View Full Version : Question for python regex: matching double backslashes '\\'



kpuz
October 7th, 2012, 07:28 PM
Hi,
I am writing a script to scrape urls from a website. The following is the string I'm trying to match (it is found in the page source read by urllib2.urlopen(webpage).read()):


"stream_h264_url":"http:\\/\\/www.dailymotion.com\\/cdn\\/H264-512x384\\/video\\/xu41s3.mp4?auth=1349806412-337e4c35a8590a1dabc2761376070386"

The regex search I do in python is:

re.search('"stream_h264_url":"http:[-\\/a-zA-Z0-9?=.]+"',html)

where html is the page source of the webpage I'm interested in.
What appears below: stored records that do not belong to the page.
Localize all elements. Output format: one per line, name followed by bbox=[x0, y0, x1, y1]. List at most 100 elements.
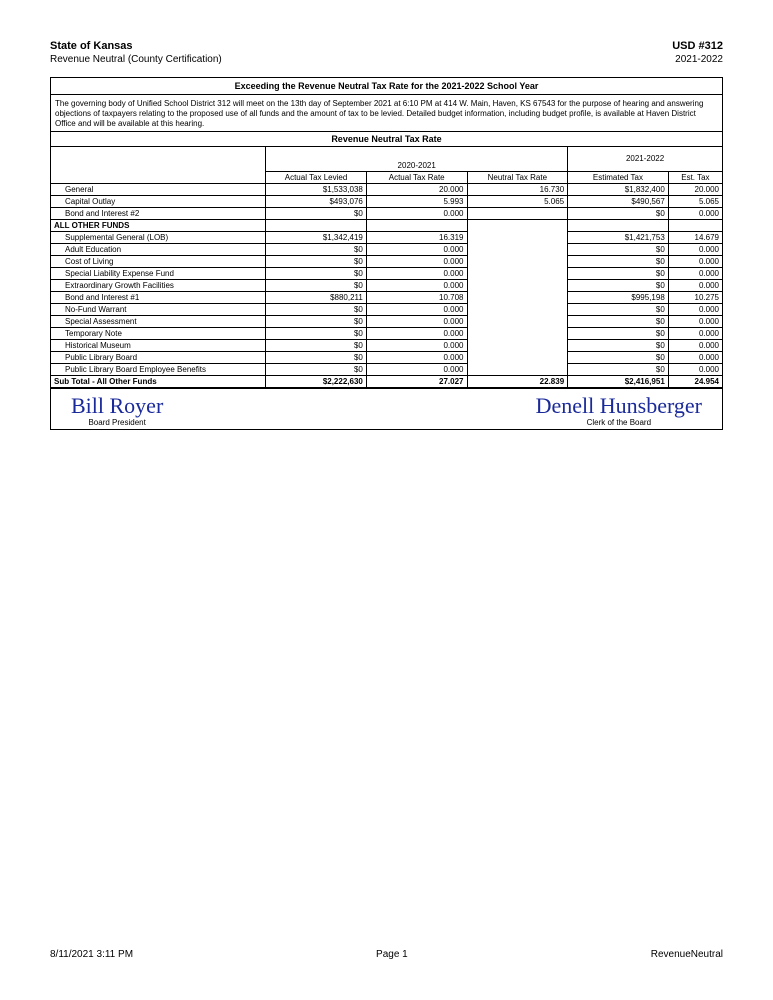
signature-title-right: Clerk of the Board bbox=[536, 417, 702, 427]
blank-neutral-block bbox=[467, 219, 568, 375]
cell: 0.000 bbox=[668, 207, 722, 219]
table-row: Capital Outlay $493,076 5.993 5.065 $490… bbox=[51, 195, 722, 207]
row-label: Capital Outlay bbox=[51, 195, 266, 207]
cell: $0 bbox=[266, 279, 367, 291]
cell: 0.000 bbox=[668, 243, 722, 255]
cell bbox=[467, 207, 568, 219]
cell: $0 bbox=[266, 255, 367, 267]
cell: 0.000 bbox=[366, 351, 467, 363]
cell: 0.000 bbox=[668, 267, 722, 279]
header-usd: USD #312 bbox=[672, 40, 723, 52]
cell: 0.000 bbox=[366, 363, 467, 375]
cell: $0 bbox=[266, 267, 367, 279]
row-label: General bbox=[51, 183, 266, 195]
cell: 10.275 bbox=[668, 291, 722, 303]
cell: 16.730 bbox=[467, 183, 568, 195]
subtotal-row: Sub Total - All Other Funds $2,222,630 2… bbox=[51, 375, 722, 387]
header-subtitle-left: Revenue Neutral (County Certification) bbox=[50, 54, 222, 65]
table-row: Public Library Board $0 0.000 $0 0.000 bbox=[51, 351, 722, 363]
table-row: Special Liability Expense Fund $0 0.000 … bbox=[51, 267, 722, 279]
table-row: Bond and Interest #1 $880,211 10.708 $99… bbox=[51, 291, 722, 303]
cell: 0.000 bbox=[668, 339, 722, 351]
header-subtitle-right: 2021-2022 bbox=[675, 54, 723, 65]
cell: 5.065 bbox=[467, 195, 568, 207]
cell: $0 bbox=[266, 207, 367, 219]
table-row: Bond and Interest #2 $0 0.000 $0 0.000 bbox=[51, 207, 722, 219]
table-row: Cost of Living $0 0.000 $0 0.000 bbox=[51, 255, 722, 267]
document-box: Exceeding the Revenue Neutral Tax Rate f… bbox=[50, 77, 723, 430]
cell: $0 bbox=[568, 351, 669, 363]
table-row: Supplemental General (LOB) $1,342,419 16… bbox=[51, 231, 722, 243]
cell: $0 bbox=[568, 315, 669, 327]
cell: 0.000 bbox=[366, 243, 467, 255]
row-label: Public Library Board Employee Benefits bbox=[51, 363, 266, 375]
document-title: Exceeding the Revenue Neutral Tax Rate f… bbox=[51, 78, 722, 95]
cell: $0 bbox=[568, 303, 669, 315]
page-footer: 8/11/2021 3:11 PM Page 1 RevenueNeutral bbox=[50, 949, 723, 960]
cell: 0.000 bbox=[668, 351, 722, 363]
row-label: Sub Total - All Other Funds bbox=[51, 375, 266, 387]
cell: $1,832,400 bbox=[568, 183, 669, 195]
cell: 16.319 bbox=[366, 231, 467, 243]
row-label: ALL OTHER FUNDS bbox=[51, 219, 266, 231]
signature-script-left: Bill Royer bbox=[71, 395, 163, 417]
row-label: Cost of Living bbox=[51, 255, 266, 267]
row-label: Historical Museum bbox=[51, 339, 266, 351]
cell: $493,076 bbox=[266, 195, 367, 207]
col-est-rate: Est. Tax bbox=[668, 171, 722, 183]
cell: $0 bbox=[266, 315, 367, 327]
cell: $0 bbox=[568, 339, 669, 351]
cell: $490,567 bbox=[568, 195, 669, 207]
signature-title-left: Board President bbox=[71, 417, 163, 427]
cell: 10.708 bbox=[366, 291, 467, 303]
col-neutral-rate: Neutral Tax Rate bbox=[467, 171, 568, 183]
row-label: Bond and Interest #2 bbox=[51, 207, 266, 219]
cell: 0.000 bbox=[668, 327, 722, 339]
cell: 22.839 bbox=[467, 375, 568, 387]
table-row: Extraordinary Growth Facilities $0 0.000… bbox=[51, 279, 722, 291]
cell: $0 bbox=[266, 339, 367, 351]
row-label: Temporary Note bbox=[51, 327, 266, 339]
cell: $0 bbox=[568, 363, 669, 375]
cell: $0 bbox=[568, 267, 669, 279]
cell: $0 bbox=[266, 351, 367, 363]
year-prev: 2020-2021 bbox=[266, 147, 568, 171]
cell: 0.000 bbox=[366, 339, 467, 351]
table-row: General $1,533,038 20.000 16.730 $1,832,… bbox=[51, 183, 722, 195]
year-header-row: 2020-2021 2021-2022 bbox=[51, 147, 722, 171]
cell: 0.000 bbox=[668, 315, 722, 327]
row-label: Public Library Board bbox=[51, 351, 266, 363]
cell: 0.000 bbox=[668, 255, 722, 267]
all-other-funds-header: ALL OTHER FUNDS bbox=[51, 219, 722, 231]
cell: 0.000 bbox=[366, 207, 467, 219]
cell: $0 bbox=[568, 327, 669, 339]
cell: $0 bbox=[568, 207, 669, 219]
cell: $1,421,753 bbox=[568, 231, 669, 243]
cell: 0.000 bbox=[366, 255, 467, 267]
cell: $2,416,951 bbox=[568, 375, 669, 387]
row-label: Adult Education bbox=[51, 243, 266, 255]
footer-right: RevenueNeutral bbox=[651, 949, 723, 960]
cell: 0.000 bbox=[668, 303, 722, 315]
table-row: Adult Education $0 0.000 $0 0.000 bbox=[51, 243, 722, 255]
cell: $0 bbox=[568, 279, 669, 291]
table-row: Historical Museum $0 0.000 $0 0.000 bbox=[51, 339, 722, 351]
row-label: Special Assessment bbox=[51, 315, 266, 327]
table-row: Temporary Note $0 0.000 $0 0.000 bbox=[51, 327, 722, 339]
cell: $2,222,630 bbox=[266, 375, 367, 387]
cell: 0.000 bbox=[366, 315, 467, 327]
cell: $0 bbox=[266, 303, 367, 315]
table-row: Special Assessment $0 0.000 $0 0.000 bbox=[51, 315, 722, 327]
cell: $0 bbox=[266, 243, 367, 255]
tax-rate-table: 2020-2021 2021-2022 Actual Tax Levied Ac… bbox=[51, 147, 722, 388]
cell: $880,211 bbox=[266, 291, 367, 303]
cell: 27.027 bbox=[366, 375, 467, 387]
row-label: Special Liability Expense Fund bbox=[51, 267, 266, 279]
notice-paragraph: The governing body of Unified School Dis… bbox=[51, 95, 722, 132]
table-row: Public Library Board Employee Benefits $… bbox=[51, 363, 722, 375]
cell: $0 bbox=[266, 327, 367, 339]
footer-page: Page 1 bbox=[376, 949, 408, 960]
cell: $0 bbox=[568, 255, 669, 267]
cell: 14.679 bbox=[668, 231, 722, 243]
cell: 0.000 bbox=[668, 363, 722, 375]
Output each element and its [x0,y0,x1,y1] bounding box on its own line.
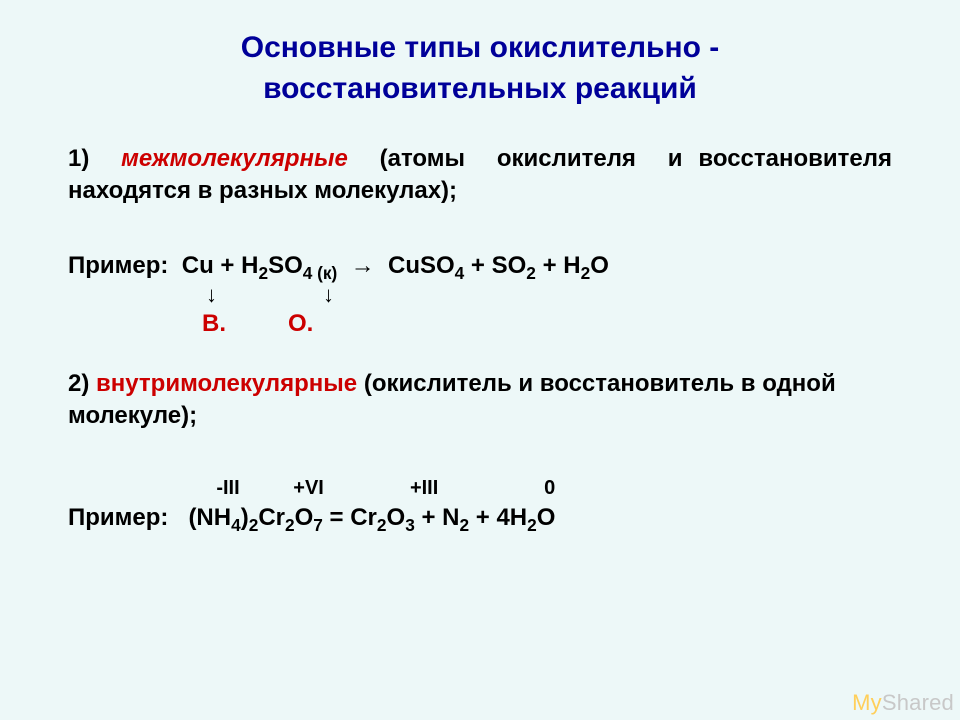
reducer-label: В. [202,310,226,337]
example-1: Пример: Cu + H2SO4 (к) → CuSO4 + SO2 + H… [68,252,892,280]
down-arrow-1: ↓ [206,282,217,307]
ox-c: +III [359,477,489,500]
item-2: 2) внутримолекулярные (окислитель и восс… [68,368,892,433]
slide: Основные типы окислительно - восстановит… [0,0,960,720]
oxidizer-label: О. [288,310,313,337]
watermark: MyShared [852,690,954,716]
item-1-desc-open: (атомы [380,145,465,172]
title-line-2: восстановительных реакций [263,72,697,105]
example-label-2: Пример: [68,504,168,531]
eq1-arrows: ↓↓ [206,282,892,308]
spacer [68,222,892,252]
ox-d: 0 [495,477,605,500]
watermark-shared: Shared [882,690,954,715]
item-2-number: 2) [68,370,89,397]
eq2-body: (NH4)2Cr2O7 = Cr2O3 + N2 + 4H2O [188,504,555,531]
item-1-desc-mid: окислителя [497,145,636,172]
ox-a: -III [198,477,258,500]
ox-b: +VI [264,477,354,500]
item-1-term: межмолекулярные [121,145,348,172]
eq1-body: Cu + H2SO4 (к) → CuSO4 + SO2 + H2O [182,252,609,279]
watermark-my: My [852,690,882,715]
oxidation-states: -III +VI +III 0 [198,477,892,500]
spacer [68,447,892,477]
down-arrow-2: ↓ [323,282,334,307]
example-2: Пример: (NH4)2Cr2O7 = Cr2O3 + N2 + 4H2O [68,504,892,532]
item-1-number: 1) [68,145,89,172]
item-1-desc-and: и [668,145,683,172]
example-label-1: Пример: [68,252,168,279]
spacer [68,338,892,368]
eq1-labels: В. О. [202,310,892,338]
title-line-1: Основные типы окислительно - [241,31,720,64]
item-2-term: внутримолекулярные [96,370,357,397]
slide-title: Основные типы окислительно - восстановит… [68,28,892,109]
item-1: 1) межмолекулярные (атомы окислителя и в… [68,143,892,208]
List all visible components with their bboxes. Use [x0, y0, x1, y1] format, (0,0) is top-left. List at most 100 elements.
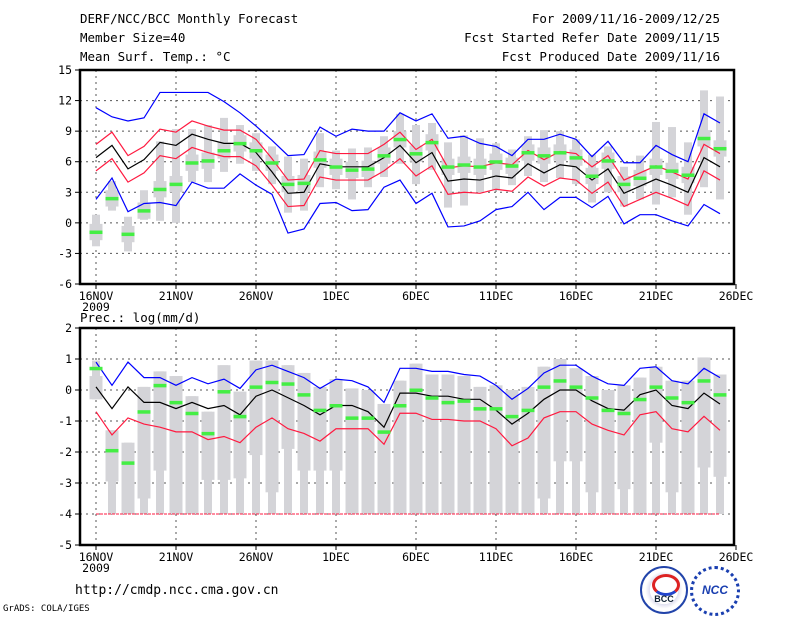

But I get an error saying: unexpected end of regular expression.
If I change the regex from,

'"stream_h264_url":"http:[-\\/a-zA-Z0-9?=.]+"'

to

'"stream_h264_url":"http:[-\\\\/a-zA-Z0-9?=.]+"'

everything matches perfectly. But I don't understand why I have to match two backslashes as opposed to a single literal backslash. Shouldn't a literal backslash ('\\') match every single backslash in the page source?

Any help is appreciated.

epicoder
October 7th, 2012, 09:55 PM
Python also uses the backslash as a special escaping character. Two backslashes will expand to one. It will expand "\\" to "\" and "\\\\" to "\\". To avoid needing rediculous amounts of backslashes, you can use a raw string:

r'"stream_h264_url":"http:[-\\/a-zA-Z0-9?=.]+"'
The 'r' before the string causes python to interpret the string literally, ignoring escape sequences.

greenpeace
October 8th, 2012, 12:07 PM
I would (almost always) recommend beautifulsoup for parsing HTML: http://www.crummy.com/software/BeautifulSoup/bs4/doc/

Something like the following would be appropriate for extracting all href attributes from the <a> tags on the page:


#!/usr/bin/python
import urllib2
from bs4 import BeautifulSoup

url = 'http://ubuntu.com'
html = urllib2.urlopen(url).read()
soup = BeautifulSoup(html)

# find all <a> tags
for a in soup.find_all('a'):

# extract the href attribute
link = a.get('href')

# only print full URLs
if link[:7] == "http://":
print link



Hope it helps!

g